The company also increased its share buyback plan for the current quarter to $3.5 billion after buying back $4.1 billion in the first half of the year.

The company said it expected crude oil and natural gas prices and refining margins to remain “high” in the third quarter and said it would stick to its goal of using 60% of its excess cash for share buybacks.

The increase in revenue also allowed BP to sharply reduce its debt to $22.8 billion from $27.5 billion at the end of March.

BIG OIL BONANZA

BP lifted second-quarter profits for top Western oil and gas companies to $59 billion after rivals including Exxon Mobil and Shell reported record profits last week.

Its replacement cost underlying profit, its definition of net income, came in at $8.45 billion in the second quarter, the highest since 2008 and far beating analysts’ expectations of $6.8 billion.

That was up from $6.25 billion in the first quarter and $2.8 billion a year earlier.

The strong performance was driven by strong refining margins, “outstanding” performance in oil trading as well as higher fuel prices, although natural gas trading was weaker, BP said.

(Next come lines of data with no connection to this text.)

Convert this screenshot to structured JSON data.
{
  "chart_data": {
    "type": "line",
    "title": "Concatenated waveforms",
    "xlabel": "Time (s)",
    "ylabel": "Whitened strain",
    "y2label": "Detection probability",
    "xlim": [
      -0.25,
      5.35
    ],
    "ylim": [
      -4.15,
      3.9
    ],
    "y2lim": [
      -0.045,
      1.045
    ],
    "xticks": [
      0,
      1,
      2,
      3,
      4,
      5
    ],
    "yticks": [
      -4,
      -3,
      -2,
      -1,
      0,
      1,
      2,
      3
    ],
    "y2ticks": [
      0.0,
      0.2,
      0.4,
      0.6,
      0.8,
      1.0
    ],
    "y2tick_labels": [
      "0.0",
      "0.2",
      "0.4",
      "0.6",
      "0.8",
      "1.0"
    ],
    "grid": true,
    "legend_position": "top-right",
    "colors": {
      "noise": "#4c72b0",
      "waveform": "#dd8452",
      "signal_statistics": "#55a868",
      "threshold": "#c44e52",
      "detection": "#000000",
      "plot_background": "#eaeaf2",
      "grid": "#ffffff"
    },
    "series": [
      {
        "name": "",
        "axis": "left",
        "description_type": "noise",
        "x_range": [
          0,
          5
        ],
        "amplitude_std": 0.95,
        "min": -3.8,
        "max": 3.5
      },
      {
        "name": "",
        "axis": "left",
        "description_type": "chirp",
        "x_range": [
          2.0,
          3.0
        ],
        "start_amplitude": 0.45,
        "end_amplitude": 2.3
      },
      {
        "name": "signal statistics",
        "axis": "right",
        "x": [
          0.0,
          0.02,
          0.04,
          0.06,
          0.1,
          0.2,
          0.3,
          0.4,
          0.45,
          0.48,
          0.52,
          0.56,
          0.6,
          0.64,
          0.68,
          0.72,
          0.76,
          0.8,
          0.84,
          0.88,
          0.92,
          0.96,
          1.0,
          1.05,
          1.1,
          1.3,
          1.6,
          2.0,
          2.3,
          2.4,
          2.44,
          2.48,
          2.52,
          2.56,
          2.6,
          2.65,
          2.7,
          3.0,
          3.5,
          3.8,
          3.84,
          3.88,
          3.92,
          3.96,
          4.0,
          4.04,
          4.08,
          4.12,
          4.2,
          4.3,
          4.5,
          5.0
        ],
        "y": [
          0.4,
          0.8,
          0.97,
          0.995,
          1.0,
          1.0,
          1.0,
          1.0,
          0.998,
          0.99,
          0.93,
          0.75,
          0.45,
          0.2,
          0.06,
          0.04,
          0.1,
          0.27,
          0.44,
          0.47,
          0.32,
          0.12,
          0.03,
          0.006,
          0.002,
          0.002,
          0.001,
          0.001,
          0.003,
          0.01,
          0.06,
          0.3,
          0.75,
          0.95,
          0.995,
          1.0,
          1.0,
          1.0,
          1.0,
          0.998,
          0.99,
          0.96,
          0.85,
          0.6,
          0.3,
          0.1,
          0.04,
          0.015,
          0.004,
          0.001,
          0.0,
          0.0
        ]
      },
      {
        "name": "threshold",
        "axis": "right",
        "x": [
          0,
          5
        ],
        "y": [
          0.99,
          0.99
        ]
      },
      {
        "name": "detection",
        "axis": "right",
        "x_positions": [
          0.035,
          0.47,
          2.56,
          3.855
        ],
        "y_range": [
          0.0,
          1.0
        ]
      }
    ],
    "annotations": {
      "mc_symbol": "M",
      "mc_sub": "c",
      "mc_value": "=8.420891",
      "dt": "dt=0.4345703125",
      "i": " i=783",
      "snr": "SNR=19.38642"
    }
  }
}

An outage at a major liquefied natural gas (LNG) plant on the US Gulf Coast also weighed on earnings.

The Freeport LNG plant supplies BP with 4 million tonnes of LNG per year, from a total portfolio of 18 million tonnes.

The company was able to redirect cargo to customers to cover the lost supply, but at increased costs that weighed on profits, Chief Financial Officer Murray Auchincloss told Reuters.

The company has set aside money to cover the extra cost of LNG supply as a result of the Freeport shutdown, he said.